The Prime Minister has said repeatedly that she is willing to make unpopular decisions in the national interest. Today she proved it. The Chancellor’s mini-Budget was a full-fat economic statement and an ear-splitting signal to the markets and the electorate that the Government is willing to back up its small-state, low-tax convictions with hard policy.
The abolition of the top-rate of tax, the removal of the cap on bankers’ bonuses and reversing the dividend tax rise will all be deeply unpopular with voters, and easily attacked by the Government’s opponents. Plans to relax planning rules within new investment zones may also prove locally contentious, depending perhaps on where they are. This is Millwall-style government: no-one likes us and we don’t care.

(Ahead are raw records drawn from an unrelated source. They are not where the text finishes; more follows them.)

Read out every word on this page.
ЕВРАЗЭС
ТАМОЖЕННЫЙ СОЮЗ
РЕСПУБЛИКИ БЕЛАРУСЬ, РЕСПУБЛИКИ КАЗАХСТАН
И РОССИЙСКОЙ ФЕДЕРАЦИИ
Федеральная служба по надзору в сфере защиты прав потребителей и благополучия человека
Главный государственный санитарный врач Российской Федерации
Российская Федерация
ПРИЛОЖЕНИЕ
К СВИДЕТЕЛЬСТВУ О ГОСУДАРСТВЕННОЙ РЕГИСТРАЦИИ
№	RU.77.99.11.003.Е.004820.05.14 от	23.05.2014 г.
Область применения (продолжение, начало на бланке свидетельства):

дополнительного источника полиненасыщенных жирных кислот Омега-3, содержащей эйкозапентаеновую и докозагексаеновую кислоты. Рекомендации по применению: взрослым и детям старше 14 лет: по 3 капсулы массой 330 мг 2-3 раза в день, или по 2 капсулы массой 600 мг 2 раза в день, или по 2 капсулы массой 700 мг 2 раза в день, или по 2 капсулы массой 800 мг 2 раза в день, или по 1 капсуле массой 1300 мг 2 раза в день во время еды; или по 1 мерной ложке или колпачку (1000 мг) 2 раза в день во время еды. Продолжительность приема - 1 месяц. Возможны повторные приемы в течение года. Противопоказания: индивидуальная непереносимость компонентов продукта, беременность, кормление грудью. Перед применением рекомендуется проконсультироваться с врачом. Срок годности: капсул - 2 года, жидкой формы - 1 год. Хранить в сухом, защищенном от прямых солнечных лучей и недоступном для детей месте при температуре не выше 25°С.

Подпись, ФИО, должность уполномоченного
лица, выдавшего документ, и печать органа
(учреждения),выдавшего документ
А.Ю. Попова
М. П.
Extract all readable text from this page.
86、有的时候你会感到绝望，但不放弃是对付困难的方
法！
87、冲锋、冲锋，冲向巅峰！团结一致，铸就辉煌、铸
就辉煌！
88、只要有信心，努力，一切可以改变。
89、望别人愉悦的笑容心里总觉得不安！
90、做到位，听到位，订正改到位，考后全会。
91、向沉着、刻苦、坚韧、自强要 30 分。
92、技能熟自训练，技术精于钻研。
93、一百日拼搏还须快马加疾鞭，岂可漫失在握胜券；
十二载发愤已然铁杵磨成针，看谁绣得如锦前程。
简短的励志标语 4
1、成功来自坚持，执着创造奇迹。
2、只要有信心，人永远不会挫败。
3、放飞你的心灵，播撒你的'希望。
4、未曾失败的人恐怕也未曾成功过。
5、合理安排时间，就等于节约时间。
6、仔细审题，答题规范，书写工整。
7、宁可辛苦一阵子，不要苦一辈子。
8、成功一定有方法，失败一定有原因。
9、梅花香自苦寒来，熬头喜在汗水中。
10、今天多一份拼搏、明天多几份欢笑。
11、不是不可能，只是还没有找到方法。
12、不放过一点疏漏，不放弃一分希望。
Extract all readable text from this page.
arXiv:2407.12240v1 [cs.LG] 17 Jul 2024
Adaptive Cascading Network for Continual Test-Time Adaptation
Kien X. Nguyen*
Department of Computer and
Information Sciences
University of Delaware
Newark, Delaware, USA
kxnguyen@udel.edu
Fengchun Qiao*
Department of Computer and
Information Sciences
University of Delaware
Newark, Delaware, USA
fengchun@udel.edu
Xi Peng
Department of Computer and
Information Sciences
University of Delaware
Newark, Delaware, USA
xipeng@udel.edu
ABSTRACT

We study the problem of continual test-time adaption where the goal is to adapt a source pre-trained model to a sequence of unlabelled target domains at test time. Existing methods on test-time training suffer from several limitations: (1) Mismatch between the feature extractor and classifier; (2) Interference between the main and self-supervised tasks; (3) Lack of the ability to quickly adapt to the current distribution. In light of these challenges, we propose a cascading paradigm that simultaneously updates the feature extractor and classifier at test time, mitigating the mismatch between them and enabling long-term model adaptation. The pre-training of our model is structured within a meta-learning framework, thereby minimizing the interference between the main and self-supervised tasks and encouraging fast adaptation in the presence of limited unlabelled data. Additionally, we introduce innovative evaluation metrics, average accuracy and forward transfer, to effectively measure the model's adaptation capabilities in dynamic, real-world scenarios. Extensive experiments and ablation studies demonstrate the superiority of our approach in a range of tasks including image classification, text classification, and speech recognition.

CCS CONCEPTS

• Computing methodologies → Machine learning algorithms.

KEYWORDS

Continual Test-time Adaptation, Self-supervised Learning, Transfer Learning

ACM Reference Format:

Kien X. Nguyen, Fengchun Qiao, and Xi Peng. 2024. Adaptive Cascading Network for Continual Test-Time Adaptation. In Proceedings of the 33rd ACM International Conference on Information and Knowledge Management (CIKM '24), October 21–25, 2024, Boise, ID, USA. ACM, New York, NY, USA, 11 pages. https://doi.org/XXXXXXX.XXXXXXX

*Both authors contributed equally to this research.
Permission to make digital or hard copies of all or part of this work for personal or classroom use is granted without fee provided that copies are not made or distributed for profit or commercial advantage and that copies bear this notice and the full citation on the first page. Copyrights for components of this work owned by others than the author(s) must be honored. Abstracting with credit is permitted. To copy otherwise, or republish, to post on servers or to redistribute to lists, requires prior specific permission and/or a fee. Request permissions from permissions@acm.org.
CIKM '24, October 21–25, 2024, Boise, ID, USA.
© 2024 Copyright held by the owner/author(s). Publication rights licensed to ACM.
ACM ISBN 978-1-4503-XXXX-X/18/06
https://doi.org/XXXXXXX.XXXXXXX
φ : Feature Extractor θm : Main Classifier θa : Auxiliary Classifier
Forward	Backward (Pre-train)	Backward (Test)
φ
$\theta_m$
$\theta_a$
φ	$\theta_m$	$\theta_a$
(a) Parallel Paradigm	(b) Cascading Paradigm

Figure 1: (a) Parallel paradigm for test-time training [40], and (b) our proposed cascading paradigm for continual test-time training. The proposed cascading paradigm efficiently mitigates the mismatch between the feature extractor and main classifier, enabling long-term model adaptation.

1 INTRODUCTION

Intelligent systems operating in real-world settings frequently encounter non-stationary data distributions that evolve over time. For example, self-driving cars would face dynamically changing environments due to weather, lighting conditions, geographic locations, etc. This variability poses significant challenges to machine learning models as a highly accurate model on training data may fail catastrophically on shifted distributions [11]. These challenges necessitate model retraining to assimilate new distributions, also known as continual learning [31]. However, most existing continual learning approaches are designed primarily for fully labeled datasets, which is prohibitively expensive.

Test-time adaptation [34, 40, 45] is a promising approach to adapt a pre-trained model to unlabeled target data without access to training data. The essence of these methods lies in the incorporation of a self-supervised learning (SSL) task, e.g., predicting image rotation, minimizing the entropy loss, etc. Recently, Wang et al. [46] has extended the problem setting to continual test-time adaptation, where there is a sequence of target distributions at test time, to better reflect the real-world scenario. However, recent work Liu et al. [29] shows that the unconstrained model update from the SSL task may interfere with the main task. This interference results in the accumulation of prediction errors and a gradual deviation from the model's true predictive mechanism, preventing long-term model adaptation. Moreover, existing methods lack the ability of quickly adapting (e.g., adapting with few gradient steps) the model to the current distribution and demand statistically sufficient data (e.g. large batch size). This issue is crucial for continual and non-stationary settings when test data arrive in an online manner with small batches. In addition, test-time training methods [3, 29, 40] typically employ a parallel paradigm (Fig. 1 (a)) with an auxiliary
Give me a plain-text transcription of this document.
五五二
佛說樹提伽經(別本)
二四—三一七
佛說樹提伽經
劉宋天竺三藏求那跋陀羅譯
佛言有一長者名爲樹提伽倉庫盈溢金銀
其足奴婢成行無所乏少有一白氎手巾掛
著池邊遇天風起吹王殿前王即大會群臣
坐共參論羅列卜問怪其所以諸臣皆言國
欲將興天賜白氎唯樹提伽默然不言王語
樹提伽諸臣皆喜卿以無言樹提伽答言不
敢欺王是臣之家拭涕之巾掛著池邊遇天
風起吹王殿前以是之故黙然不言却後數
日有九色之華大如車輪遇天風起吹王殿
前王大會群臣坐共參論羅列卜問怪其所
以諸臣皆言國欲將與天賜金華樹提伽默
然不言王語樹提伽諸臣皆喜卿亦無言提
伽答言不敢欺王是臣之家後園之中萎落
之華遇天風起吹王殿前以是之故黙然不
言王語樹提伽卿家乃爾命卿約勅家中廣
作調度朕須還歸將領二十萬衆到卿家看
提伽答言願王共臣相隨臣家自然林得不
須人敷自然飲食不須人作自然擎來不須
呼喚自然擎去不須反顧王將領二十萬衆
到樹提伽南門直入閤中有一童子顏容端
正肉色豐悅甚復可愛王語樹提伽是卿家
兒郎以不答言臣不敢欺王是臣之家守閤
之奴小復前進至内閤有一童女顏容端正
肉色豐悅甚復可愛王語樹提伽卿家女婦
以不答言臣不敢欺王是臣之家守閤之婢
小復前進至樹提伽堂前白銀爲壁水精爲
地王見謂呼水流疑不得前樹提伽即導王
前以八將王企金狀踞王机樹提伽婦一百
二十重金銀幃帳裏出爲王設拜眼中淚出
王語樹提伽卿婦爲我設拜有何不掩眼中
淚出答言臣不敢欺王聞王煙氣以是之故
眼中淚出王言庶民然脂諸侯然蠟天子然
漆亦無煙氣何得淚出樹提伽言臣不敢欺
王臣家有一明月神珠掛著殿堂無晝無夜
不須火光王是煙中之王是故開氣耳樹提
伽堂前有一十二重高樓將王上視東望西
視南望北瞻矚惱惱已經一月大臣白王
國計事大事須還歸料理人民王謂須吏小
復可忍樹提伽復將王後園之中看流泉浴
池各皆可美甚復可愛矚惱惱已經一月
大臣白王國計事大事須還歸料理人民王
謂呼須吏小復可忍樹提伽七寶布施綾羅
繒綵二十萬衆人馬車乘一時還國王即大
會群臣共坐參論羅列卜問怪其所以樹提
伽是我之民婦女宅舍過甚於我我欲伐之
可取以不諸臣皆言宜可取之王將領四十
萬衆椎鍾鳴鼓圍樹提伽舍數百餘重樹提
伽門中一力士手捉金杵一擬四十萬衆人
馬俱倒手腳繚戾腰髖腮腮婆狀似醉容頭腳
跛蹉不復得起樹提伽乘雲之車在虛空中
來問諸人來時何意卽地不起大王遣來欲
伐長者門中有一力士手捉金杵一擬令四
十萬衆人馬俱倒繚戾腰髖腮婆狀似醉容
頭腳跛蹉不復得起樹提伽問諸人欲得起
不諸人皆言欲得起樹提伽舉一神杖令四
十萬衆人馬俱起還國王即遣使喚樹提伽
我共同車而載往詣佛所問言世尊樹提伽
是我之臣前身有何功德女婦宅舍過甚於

Ministers argue, rightly, that short-term unpopularity is a small price to pay for long-term growth. The UK economy is in a rut and the only way to get it out is with a jolt. The choice, they argue, is between stagnation and prosperity: they are choosing the latter. And they are correct in their diagnosis: the UK has been stuck in a low-growth, low-productivity trap since the financial crisis and is getting poorer. The question is whether the prognosis is right too.
That is where they are making an almighty gamble. More tax cuts were announced today than any time since 1972, when Anthony Barber’s “dash for growth” resulted in a brief boom followed by a plunging pound, First World War levels of inflation, and sharply rising unemployment and strikes. In 1974, the Conservatives asked “Who governs Britain?” and the electorate replied: “Not you”.
The gamble might yet pay off. No one will argue that reducing supply side barriers to investment and increasing incentives to work and do business will not feed through into faster growth – even if the UK faces other barriers too around weak skills, fraying social fabric and deep regional imbalances. There are, also, good political arguments for doing these changes all at once: it sends the strongest possible signal to the markets and it thickens the dividing line with Labour, whose objections will be painted as anti-growth.
But there are serious downside risks too, both economically and politically. The additional stimulus the Government is adding into the economy will add to inflationary pressures and likely hasten the pace at which the Bank of England raises interest rates, at a time when higher indebtedness and lower affordability mean households have less resilience. And the cumulative £45bn annual cost of the tax cuts is eye-watering, paid for not by spending cuts but with borrowing, just at the point at which government borrowing costs are rising steeply.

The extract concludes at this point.